To activate your custom optimizer, load this file when invoking the asciidoctor-pdf using the -r flag and set the optimize attribute as well using the -a flag.

$ asciidoctor-pdf -r ./optimizer-hexapdf.rb -a optimize filename.adoc

Now you can convert and optimize all in one go.

To see more options that hexapdf optimize offers, run:

$ hexapdf help optimize

For example, to make the source of the PDF a bit more readable (though less optimized), set the stream-related options to preserve (e.g., --streams preserve from the CLI or options.streams = :preserve from the API). You can also disable page compression (e.g., --no-compress-pages from the CLI or options.compress_pages = false from the API).

hexapdf also allows you to add password protection to your PDF, if that’s something you’re interested in doing.

Rasterizing the PDF

Instead of optimizing the objects in the vector PDF, you may want to rasterize the PDF instead. Rasterizing the PDF prevents any of the text or other objects from being selected, similar to a scanned document.

Asciidoctor PDF doesn’t provide built-in support for rasterizing the generated PDF. However, you can use Ghostscript to flatten all the text in the PDF, thus preventing it from being selected.

$ gs -dBATCH -dNOPAUSE -sDEVICE=pdfwrite -dNoOutputFonts -r300 -o output.pdf input.pdf

You can adjust the value of the -r option (the density) to get a higher or lower quality result.

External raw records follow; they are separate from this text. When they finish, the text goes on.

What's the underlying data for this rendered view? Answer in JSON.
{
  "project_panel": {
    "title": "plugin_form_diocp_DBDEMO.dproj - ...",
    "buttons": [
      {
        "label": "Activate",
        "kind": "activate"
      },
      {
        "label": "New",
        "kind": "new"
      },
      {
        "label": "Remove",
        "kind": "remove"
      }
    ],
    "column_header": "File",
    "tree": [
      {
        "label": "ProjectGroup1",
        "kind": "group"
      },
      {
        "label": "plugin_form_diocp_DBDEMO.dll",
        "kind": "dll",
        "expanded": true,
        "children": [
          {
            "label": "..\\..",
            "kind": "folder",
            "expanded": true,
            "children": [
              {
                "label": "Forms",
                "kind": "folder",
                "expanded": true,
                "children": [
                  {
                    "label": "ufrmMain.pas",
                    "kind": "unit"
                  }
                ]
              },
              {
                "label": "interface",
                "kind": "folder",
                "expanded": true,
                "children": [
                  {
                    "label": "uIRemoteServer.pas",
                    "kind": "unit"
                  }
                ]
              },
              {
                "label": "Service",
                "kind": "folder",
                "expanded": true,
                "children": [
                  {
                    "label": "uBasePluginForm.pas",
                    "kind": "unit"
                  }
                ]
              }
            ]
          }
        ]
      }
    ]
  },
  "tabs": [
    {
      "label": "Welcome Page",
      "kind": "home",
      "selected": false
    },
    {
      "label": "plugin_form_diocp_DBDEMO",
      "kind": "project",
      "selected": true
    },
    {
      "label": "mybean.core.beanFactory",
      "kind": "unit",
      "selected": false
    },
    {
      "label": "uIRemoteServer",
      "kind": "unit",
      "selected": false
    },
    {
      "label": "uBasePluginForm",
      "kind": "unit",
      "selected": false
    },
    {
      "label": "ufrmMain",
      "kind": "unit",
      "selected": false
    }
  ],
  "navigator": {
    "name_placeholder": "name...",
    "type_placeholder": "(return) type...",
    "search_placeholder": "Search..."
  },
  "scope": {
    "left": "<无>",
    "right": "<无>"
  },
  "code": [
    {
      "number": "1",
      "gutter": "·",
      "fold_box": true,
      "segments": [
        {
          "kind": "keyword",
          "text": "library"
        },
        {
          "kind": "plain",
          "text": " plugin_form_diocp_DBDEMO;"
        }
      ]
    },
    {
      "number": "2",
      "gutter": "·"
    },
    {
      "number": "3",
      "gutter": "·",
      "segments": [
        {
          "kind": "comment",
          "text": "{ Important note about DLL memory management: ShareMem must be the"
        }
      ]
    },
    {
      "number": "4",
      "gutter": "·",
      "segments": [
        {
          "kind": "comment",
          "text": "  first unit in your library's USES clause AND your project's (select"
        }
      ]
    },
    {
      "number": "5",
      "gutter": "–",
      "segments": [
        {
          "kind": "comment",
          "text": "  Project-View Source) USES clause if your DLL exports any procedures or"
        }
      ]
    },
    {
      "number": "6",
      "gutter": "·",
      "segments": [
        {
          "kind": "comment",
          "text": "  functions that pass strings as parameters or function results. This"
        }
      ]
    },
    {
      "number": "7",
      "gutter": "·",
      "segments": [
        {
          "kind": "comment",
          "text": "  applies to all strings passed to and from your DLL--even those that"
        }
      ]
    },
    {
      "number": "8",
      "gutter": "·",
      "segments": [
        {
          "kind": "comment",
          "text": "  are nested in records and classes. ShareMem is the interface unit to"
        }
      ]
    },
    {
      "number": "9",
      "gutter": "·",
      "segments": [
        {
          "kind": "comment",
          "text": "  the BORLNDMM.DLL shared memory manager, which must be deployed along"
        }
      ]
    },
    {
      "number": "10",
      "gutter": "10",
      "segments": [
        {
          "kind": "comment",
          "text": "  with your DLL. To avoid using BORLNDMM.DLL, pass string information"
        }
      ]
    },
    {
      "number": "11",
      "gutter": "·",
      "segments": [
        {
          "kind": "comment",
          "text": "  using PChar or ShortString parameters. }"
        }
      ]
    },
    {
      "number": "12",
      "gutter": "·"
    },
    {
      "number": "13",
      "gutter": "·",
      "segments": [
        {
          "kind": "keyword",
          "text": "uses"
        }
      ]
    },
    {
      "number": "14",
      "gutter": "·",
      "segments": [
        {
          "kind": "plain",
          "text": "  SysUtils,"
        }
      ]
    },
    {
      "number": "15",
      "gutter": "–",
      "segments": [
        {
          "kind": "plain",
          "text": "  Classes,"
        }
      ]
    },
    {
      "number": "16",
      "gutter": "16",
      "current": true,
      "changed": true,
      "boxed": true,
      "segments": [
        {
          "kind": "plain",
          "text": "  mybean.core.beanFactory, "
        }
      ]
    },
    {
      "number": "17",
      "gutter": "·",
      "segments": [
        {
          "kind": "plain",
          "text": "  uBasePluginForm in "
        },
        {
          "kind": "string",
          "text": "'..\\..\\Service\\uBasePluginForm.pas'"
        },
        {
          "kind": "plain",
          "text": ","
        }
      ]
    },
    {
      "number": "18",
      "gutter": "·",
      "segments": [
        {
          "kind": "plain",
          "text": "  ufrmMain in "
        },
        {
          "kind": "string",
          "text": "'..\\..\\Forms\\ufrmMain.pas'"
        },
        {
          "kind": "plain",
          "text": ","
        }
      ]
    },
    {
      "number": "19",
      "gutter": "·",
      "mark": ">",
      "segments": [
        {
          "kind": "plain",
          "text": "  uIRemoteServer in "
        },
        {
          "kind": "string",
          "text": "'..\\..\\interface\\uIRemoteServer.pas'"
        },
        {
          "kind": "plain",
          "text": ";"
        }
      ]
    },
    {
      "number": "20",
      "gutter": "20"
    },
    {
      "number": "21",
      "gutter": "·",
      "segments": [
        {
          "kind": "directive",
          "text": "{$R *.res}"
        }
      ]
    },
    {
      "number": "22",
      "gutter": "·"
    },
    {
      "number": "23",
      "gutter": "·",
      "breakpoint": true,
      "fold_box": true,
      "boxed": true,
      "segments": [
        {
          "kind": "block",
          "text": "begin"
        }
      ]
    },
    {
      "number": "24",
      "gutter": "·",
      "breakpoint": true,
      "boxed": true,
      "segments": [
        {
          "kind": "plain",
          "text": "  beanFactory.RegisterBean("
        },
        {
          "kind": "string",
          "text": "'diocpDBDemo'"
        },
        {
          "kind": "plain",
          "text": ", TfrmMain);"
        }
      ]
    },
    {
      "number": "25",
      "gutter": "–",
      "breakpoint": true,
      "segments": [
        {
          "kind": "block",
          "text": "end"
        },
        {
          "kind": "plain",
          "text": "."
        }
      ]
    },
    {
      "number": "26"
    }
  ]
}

Alternately, you can use the convert command from ImageMagick to convert each page in the PDF to an image.

$ convert -density 300 -quality 100 input.pdf output.pdf

Yet another option is to combine Ghostscript and ImageMagick to produce a PDF with pages converted to images.

$ gs -dBATCH -dNOPAUSE -sDEVICE=png16m -o /tmp/tmp-%02d.png -r300 input.pdf
  convert /tmp/tmp-*.png output.pdf
  rm -f /tmp/tmp-*.png

Using Ghostscript to handle the rasterization produces a much smaller output file. The drawback of using Ghostscript in this way is that it has to use intermediate files.